Abstract
We developed a multiplex SYBR green real-time PCR for the BD Max instrument (BD Diagnostics, Sparks, MD) to detect a panel of carbapenemases. The assay was evaluated with 152 consecutive isolates sent to the German National Reference Laboratory, and 65/65 of the carbapenemase-positive and 87/87 of the carbapenemase-negative strains were identified correctly.
TEXT
Rapid detection and differentiation of carbapenemases are important for epidemiological investigations and infection control measures, thereby contributing to the prevention of global spread and optimization of antimicrobial therapy (1). Phenotype-based techniques can be used to identify carbapenemases (2–7), yet the specificity and sensitivity of those procedures vary. Other assays use matrix-assisted laser desorption ionization–time of flight mass spectrometry (MALDI-TOF) (8), enzymatic measurements like the Carba NP test (9), and spectrophotometry (10). However, phenotypic and functional assays are often followed by molecular detection of the encoding carbapenemase genes. Molecular analysis is laborious, but fully automated PCR platforms might circumvent this restriction. Multiplexing allows detection in an economically reasonable manner (11).

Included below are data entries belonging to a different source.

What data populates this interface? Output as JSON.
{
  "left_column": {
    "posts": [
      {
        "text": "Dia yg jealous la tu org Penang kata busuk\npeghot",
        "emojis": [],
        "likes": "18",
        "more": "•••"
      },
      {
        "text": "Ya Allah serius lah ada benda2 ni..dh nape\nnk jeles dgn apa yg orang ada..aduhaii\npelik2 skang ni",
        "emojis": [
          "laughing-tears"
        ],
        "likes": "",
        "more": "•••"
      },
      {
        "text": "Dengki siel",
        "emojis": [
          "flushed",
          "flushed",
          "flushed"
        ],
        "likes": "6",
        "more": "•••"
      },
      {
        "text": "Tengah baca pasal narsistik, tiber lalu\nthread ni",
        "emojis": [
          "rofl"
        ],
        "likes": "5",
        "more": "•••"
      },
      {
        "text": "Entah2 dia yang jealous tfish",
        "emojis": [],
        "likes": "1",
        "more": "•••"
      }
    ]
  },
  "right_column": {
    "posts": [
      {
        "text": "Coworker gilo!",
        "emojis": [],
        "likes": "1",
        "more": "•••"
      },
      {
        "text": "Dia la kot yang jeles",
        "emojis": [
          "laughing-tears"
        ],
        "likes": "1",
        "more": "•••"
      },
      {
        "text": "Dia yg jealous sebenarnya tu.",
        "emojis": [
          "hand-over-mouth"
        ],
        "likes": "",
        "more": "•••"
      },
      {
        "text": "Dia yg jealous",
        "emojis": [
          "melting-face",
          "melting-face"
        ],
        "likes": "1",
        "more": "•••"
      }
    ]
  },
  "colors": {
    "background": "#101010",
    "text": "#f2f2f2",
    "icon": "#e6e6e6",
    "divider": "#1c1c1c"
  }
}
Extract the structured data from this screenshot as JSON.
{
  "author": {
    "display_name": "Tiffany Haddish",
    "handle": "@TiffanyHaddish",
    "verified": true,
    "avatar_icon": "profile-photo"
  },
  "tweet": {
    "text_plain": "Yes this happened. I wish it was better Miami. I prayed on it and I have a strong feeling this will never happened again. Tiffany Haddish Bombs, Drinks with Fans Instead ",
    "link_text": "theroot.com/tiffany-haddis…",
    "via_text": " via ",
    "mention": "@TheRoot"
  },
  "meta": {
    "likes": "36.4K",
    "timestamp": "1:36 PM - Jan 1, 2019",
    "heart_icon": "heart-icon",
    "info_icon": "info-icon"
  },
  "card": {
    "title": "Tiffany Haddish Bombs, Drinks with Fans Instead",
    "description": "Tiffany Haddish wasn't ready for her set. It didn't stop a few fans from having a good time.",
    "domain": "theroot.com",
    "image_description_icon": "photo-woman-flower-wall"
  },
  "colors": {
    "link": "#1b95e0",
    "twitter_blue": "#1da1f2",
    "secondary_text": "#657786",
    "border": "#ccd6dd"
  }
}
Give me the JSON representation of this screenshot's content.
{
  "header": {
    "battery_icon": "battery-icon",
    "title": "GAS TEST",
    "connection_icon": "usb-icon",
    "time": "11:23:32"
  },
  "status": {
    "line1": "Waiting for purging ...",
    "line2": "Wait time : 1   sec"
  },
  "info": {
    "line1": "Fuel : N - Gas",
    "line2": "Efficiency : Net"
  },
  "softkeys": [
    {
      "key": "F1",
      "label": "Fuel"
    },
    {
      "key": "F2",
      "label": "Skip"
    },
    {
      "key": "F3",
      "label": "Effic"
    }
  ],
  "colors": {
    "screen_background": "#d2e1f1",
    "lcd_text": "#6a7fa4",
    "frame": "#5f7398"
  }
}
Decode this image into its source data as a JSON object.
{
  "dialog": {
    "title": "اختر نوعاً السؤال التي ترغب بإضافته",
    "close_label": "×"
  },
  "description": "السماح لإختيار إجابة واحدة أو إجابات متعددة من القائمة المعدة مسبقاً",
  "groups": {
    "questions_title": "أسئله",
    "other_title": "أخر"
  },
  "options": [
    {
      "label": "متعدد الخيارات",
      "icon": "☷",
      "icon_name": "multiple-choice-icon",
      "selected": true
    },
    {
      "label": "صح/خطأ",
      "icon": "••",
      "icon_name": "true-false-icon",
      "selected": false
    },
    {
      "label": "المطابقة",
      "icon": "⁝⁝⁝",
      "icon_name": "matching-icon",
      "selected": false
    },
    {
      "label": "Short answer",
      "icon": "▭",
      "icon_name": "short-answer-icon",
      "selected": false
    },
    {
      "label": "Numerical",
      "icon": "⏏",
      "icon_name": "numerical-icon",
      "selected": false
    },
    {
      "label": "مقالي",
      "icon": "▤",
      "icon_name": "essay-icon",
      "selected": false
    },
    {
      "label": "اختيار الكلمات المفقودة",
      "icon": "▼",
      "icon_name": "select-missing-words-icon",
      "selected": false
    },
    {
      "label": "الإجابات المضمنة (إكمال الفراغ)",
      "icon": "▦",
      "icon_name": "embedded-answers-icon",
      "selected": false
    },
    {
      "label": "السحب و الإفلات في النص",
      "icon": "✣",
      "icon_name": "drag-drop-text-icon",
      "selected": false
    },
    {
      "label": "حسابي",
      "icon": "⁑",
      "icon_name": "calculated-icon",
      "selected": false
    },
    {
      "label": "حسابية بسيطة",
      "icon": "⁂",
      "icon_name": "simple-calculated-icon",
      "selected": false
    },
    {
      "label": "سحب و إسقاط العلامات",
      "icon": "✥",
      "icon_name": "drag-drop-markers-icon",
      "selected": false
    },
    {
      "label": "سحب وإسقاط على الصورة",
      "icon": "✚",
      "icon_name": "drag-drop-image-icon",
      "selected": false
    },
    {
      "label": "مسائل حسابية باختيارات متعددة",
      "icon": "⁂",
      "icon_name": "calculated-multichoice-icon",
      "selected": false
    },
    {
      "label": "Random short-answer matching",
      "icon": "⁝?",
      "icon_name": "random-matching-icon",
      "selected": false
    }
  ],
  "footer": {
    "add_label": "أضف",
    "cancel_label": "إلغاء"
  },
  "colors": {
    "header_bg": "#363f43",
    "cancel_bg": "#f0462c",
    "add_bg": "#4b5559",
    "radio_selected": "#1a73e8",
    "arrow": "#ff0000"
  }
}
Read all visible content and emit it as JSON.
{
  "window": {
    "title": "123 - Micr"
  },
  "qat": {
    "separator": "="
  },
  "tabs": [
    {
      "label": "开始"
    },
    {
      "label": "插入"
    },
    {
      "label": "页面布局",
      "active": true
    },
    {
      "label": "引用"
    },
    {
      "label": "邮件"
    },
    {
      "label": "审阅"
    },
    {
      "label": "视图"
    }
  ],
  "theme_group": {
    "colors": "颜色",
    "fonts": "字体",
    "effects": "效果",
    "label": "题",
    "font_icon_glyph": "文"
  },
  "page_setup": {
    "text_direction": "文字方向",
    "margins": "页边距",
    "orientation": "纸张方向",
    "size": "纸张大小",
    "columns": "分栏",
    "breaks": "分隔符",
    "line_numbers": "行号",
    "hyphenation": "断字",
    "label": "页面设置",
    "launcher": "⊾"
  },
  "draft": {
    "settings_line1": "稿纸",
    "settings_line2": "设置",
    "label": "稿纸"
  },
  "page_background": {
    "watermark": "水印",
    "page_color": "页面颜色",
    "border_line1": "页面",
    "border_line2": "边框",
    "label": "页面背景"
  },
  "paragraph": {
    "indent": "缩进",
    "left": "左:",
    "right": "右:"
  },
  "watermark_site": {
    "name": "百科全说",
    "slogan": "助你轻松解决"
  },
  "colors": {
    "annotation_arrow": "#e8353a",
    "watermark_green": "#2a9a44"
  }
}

In our study, SYBR green real-time PCR on the BD Max system (BD Diagnostics, Sparks, MD) combined with melt curve analysis was developed to detect frequent carbapenemases in cultured isolates. Primers were mixed in two multiplex PCRs (master mix 1 [MM1] and MM2) that were selected on differences in the melting points of the amplicons. Panel 1 (MM1) amplified IMP-1, IMP-2, GES, KPC, VIM-2, and 16S rRNA as an internal amplification control. Panel 2 (MM2) detected OXA-23-like, VIM-1, OXA-48-like, and NDM (see Table S1 in the supplemental material). One to 2 colonies of a suspect isolate were added to 0.5 ml of 10 mM Tris-1 mM EDTA (pH 8.0) containing 0.1-mm glass beads (BioSpec, Bartlesville, OK). The sample was vortexed and incubated at 95°C for 10 min, and the cleared supernatant was directly used for the PCR. Each single reaction consisted of forward and reverse primers for each of the carbapenemases (final concentration, 0.25 μM), a primer for 16S rRNA (only MM1, 0.05 μM), 6.25 μl of 2× ABsolute SYBR green mix No Rox (Thermo Scientific, Schwerte, Germany), and PCR-grade water up to 10 μl. Then 2.5 μl of the strain lysate was combined with 10 μl of the respective master mix and pipetted manually into a microfluidic BD Max PCR cartridge. The PCR was run in the PCR-only mode at 95°C for 15 min for 30 PCR cycles (98°C, 30 s; 56°C, 20 s; 72°C, 51.1 s) followed by melt curve analysis from 60°C to 100°C in 0.2°C steps.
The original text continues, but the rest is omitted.